Articolo 18, la Consulta smonta la legge Fornero: no ai licenziamenti economici

Dopo aver azzerato il Jobs act, la Corte riscrive anche un pezzo della legge Fornero. Il licenziamento senza giusta causa prevede sempre il reintegro.

La Corte Costituzionale, così come aveva fatto col Jobs act di renziana memoria, boccia anche l’approccio della legge Fornero in tema di articolo 18 dello statuto dei lavoratori e licenziamenti. Se il licenziamento risulta ingiusto non può essere la specifica dei ‘motivi economici’ a giustificarlo, e il lavoratore deve essere riassunto.

La bocciatura del Jobs act

La Corte aveva già dato l’altolà al Jobs act, la riforma del lavoro voluta dal governo Renzi, dichiarando illegittimo l’articolo 3, comma 1, del Decreto legislativo n.23/2015 sul contratto di lavoro a tempo indeterminato a tutele crescenti, nella parte – non modificata dal successivo “Decreto dignità” – che determina in modo rigido l’indennità spettante al lavoratore ingiustificatamente licenziato.

In particolare, spiegarono allora i giudici, “la previsione di un’indennità crescente in ragione della sola anzianità di servizio del lavoratore è, secondo la Corte, contraria ai principi di ragionevolezza e di uguaglianza e contrasta con il diritto e la tutela del lavoro sanciti dagli articoli 4 e 35 della Costituzione”, aggiungendo che tutte le altre questioni relative ai licenziamenti sono state dichiarate inammissibili o infondate.

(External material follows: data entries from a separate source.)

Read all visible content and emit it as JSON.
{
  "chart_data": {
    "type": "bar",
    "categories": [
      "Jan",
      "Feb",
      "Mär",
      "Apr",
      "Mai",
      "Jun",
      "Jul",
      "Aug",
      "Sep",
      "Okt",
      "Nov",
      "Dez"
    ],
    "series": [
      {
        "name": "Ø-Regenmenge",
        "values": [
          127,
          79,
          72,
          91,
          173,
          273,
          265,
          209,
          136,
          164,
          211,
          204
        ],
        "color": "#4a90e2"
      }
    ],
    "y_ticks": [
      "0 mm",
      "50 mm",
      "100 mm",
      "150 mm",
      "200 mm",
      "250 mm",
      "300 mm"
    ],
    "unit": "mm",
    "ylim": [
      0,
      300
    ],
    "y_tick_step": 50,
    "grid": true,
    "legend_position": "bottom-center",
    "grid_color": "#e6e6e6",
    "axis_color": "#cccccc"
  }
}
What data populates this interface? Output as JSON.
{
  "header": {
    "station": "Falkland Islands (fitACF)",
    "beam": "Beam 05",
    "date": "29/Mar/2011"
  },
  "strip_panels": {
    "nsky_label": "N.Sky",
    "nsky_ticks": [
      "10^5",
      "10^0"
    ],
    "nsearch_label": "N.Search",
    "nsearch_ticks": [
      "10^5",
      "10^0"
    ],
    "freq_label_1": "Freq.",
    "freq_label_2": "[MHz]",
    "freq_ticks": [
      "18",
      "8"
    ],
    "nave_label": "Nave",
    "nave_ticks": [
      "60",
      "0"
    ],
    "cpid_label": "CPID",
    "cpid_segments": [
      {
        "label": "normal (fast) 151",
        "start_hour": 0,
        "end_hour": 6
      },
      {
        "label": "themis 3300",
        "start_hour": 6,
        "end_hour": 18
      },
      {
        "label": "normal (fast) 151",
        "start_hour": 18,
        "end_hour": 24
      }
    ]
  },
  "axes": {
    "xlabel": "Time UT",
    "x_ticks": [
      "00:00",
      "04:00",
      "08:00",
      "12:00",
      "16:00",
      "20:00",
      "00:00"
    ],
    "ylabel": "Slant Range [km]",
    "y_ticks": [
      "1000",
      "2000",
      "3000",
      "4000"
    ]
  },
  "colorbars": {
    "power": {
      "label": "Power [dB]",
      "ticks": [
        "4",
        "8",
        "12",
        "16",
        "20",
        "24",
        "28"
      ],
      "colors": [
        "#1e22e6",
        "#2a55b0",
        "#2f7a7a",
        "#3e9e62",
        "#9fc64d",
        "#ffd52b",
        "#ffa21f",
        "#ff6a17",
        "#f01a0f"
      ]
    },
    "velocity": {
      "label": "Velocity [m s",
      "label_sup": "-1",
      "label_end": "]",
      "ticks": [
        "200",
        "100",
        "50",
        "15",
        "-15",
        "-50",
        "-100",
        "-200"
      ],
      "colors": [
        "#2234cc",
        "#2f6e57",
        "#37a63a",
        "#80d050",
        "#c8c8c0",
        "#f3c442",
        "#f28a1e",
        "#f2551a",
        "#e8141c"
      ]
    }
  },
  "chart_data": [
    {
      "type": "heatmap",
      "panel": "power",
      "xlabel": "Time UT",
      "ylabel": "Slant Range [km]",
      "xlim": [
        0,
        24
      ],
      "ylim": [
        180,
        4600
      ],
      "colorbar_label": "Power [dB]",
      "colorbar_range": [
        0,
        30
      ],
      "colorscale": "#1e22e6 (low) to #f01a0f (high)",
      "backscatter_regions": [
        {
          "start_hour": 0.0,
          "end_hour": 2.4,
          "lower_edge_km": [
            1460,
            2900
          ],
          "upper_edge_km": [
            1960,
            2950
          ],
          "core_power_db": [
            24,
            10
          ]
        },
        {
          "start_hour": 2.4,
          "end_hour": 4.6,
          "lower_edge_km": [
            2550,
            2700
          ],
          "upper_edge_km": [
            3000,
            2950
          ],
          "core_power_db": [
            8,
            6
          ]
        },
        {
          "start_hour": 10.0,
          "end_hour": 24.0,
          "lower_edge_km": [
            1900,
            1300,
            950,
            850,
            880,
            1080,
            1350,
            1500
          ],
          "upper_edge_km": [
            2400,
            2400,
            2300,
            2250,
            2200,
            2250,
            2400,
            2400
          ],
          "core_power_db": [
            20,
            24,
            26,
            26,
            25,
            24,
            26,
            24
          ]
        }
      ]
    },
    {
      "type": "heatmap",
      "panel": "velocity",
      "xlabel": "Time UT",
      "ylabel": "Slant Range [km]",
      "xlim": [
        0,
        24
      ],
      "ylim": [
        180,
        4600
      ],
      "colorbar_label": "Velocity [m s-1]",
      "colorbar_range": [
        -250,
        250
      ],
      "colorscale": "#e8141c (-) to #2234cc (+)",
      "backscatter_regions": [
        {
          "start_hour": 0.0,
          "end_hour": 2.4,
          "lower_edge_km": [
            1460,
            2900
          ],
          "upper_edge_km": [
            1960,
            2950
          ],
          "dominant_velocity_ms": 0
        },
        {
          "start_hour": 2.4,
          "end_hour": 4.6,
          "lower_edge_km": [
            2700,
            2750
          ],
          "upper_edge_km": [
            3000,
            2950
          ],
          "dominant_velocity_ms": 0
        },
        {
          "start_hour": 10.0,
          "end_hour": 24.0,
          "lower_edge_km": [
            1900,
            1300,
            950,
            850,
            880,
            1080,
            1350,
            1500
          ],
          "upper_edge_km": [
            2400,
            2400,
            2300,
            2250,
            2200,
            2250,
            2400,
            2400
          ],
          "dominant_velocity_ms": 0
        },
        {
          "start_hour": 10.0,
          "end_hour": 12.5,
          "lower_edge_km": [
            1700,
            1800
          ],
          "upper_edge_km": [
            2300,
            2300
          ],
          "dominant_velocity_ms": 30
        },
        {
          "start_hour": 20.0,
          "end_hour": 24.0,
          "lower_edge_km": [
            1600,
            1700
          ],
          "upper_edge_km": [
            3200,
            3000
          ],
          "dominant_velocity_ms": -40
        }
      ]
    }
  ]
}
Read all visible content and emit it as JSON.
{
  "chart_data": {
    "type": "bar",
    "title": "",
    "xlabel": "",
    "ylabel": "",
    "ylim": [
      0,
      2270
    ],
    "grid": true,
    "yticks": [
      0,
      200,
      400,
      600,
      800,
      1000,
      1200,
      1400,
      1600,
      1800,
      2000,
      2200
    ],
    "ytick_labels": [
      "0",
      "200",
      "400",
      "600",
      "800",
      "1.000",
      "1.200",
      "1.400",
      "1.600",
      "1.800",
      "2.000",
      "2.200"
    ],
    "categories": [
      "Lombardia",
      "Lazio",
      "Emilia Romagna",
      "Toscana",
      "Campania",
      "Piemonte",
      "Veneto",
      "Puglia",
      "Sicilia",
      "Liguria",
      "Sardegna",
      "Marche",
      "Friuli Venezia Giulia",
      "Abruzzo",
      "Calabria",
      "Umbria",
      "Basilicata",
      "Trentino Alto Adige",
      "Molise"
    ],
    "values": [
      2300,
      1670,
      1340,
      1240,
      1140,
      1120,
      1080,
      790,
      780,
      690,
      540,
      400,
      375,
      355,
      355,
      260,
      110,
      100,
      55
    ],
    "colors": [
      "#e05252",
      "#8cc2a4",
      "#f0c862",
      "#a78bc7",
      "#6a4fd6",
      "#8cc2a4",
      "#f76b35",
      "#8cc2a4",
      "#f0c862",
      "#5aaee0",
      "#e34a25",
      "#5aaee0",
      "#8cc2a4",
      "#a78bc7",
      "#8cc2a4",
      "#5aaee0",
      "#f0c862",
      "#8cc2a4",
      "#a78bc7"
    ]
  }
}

Illegittimi i licenziamenti ‘economici’ della Fornero

Ora, con comunicato diramato in data 25 febbraio, la Corte Costituzionale ha reso noto di aver dichiarato fondata la questione di illegittimità costituzionale relativa all’art. 18 dello Statuto dei Lavoratori nella parte in cui si prevede per il giudice solo la facoltà e non l’obbligo di ordinare la reintegrazione del lavoratore nel caso in cui il licenziamento per giustificato motivo oggettivo sia fondato su un fatto manifestamente insussistente.

Di seguito, quanto riferito dall’Ufficio Stampa: “La Corte Costituzionale, riunita oggi in camera di consiglio, ha esaminato la questione di legittimità sollevata dal Tribunale di Ravenna sull’articolo 18 dello Statuto dei lavoratori, come modificato dalla cosiddetta legge Fornero (n. 92 del 2012), là dove prevede la facoltà e non il dovere del giudice di reintegrare il lavoratore arbitrariamente licenziato in mancanza di giustificato motivo oggettivo. In attesa del deposito della sentenza, l’Ufficio Stampa della Corte Costituzionale fa sapere che la questione è stata dichiarata fondata con riferimento all’art. 3 della Costituzione. La Corte ha ritenuto che sia irragionevole – in caso di insussistenza del fatto – la disparità di trattamento tra il licenziamento economico e quello per giusta causa: in quest’ultima ipotesi è previsto l’obbligo della reintegra mentre nell’altra è lasciata alla discrezionalità del giudice la scelta tra la stessa reintegra e la corresponsione di un’indennità. Le motivazioni della sentenza saranno depositate nella prossima settimana. Roma, 24 febbraio 2021“.